APCiber está a criar selo de conformidade

A associação está a desenvolver selos de conformidade para empresas que asseguram a terceiros que estão a lidar com interlocutores que se preocupam com a segurança.

Fernando Freire, da APCiber

A Associação para a Promoção da Cibersegurança e Protecção de Dados (APCiber) está a desenvolver selos para as empresas que são uma garantia de conformidade com as melhores boas práticas de certificação, com vários patamares e validade de um ano.

Em matéria de protecção de dados, e do novo Regulamento Geral de Protecção de Dados (RGPD), o tema chapéu da conferência promovida esta terça-feira, em Lisboa, junto de algumas centenas de participantes, o selo implica um código de conduta e um processo de certificação por uma entidade competente que, à partida, em Portugal será a Comissão Nacional de Protecção de Dados (CNPD).

O código de conduta obriga ao cumprimento de um determinado conjunto de regras e políticas conformes o novo regulamento que entra em vigor dentro de precisamente um ano.

Enquanto não existe essa certificação, a recentemente criada APCiber está a montar os selos de conformidade que, “dentro das melhores práticas existentes, é o melhor que se pode fazer neste momento”, assegura Fernando Freire, gestor das garantias de conformidade da associação.

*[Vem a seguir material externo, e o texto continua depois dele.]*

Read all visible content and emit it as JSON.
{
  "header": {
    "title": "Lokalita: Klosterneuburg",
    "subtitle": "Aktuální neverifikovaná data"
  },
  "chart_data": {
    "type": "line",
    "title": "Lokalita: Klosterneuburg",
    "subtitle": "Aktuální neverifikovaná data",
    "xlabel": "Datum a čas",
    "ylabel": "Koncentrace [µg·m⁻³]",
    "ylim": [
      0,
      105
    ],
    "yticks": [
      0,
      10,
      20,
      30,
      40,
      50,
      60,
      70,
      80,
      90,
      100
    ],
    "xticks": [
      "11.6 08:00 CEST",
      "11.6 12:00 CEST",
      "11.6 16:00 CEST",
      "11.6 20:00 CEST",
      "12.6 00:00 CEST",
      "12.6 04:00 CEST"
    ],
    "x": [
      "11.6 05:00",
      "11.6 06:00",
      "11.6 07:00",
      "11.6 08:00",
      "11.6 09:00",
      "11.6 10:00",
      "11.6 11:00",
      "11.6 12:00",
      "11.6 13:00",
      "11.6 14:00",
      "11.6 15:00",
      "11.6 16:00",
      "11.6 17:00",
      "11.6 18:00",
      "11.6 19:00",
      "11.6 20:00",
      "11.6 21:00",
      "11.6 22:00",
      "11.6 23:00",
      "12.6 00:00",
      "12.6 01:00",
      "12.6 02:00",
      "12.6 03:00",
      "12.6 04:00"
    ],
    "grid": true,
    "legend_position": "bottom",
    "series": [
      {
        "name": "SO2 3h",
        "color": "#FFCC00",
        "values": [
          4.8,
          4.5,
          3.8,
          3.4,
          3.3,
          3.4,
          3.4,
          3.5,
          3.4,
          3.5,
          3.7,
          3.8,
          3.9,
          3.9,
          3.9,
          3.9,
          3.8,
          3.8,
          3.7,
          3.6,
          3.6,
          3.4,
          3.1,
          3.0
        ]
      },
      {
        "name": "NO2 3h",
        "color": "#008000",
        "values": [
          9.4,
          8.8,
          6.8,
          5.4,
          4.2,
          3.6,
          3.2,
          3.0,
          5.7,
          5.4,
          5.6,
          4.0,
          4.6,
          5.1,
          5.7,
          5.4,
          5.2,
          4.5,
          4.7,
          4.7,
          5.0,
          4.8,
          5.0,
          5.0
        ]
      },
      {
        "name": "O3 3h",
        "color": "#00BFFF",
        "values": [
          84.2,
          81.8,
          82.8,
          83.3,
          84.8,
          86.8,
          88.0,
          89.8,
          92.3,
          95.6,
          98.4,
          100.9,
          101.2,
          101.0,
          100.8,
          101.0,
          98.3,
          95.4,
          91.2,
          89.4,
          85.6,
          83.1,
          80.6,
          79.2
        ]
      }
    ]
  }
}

Além do selo, a APCiber está também a preparar um seguro. A associação está em contacto com uma companhia de seguros, com o objectivo de criar uma apólice que visa cobrir a parte do ciber-risco que não podem ser mitigados por medidas de segurança tomadas pro-activamente pela empresa. Fernando Freire, da APCiber assinala que já têm negociações em curso, estando a ultimar negociações relacionadas com os valores dos prémios e dos perfis de risco.

Para desenvolver o selo, a APCiber inspira-se nas metodologias utilizadas pelo selo para o comércio electrónico,“Eu Confio”, da ACEPI e nas boas práticas associadas ao britânico, “CyberEssencials”.

O selo que se rege por padrões de conformidade está a ser desenvolvido pela APCiber, tendo-se inspirado noutros selos já existentes. De Portugal, tirou partido das metodologias utilizadas pelo selo para o comércio electrónico “Eu Confio” da ACEPI. A nível internacional, a associação inspirou-se nas boas práticas essenciais do selo britânico “CyberEssencials”, que tem manuais de conformidade e dois patamares de selos (questões de controlo e testes de vulnerabilidade).

O objectivo dos seis selos criados pela APCiber é transmitir uma imagem de confiança, manter a reputação e assegurar conformidade em relação aos clientes internos e externos das empresas.

Quanto mais elevado o patamar do selo mais questões de segurança são contempladas. O selo mais simples assegura que a empresa tem firewalls e portas de Internet, configurações seguras, controlo de acesso, protecção contra malware gestão de remendos (patchs). O quatro nível está relacionado com a conformidade com o RGPD e o nível mais complexos estão a par de práticas de certificação ISO.

No entanto, o alerta fica no ar. Ao ser actualizado anualmente, o selo dá a garantia de que os sistemas em prática estão em conformidade com as exigências, não garantindo a eliminação total do risco, uma vez que tal não é possível.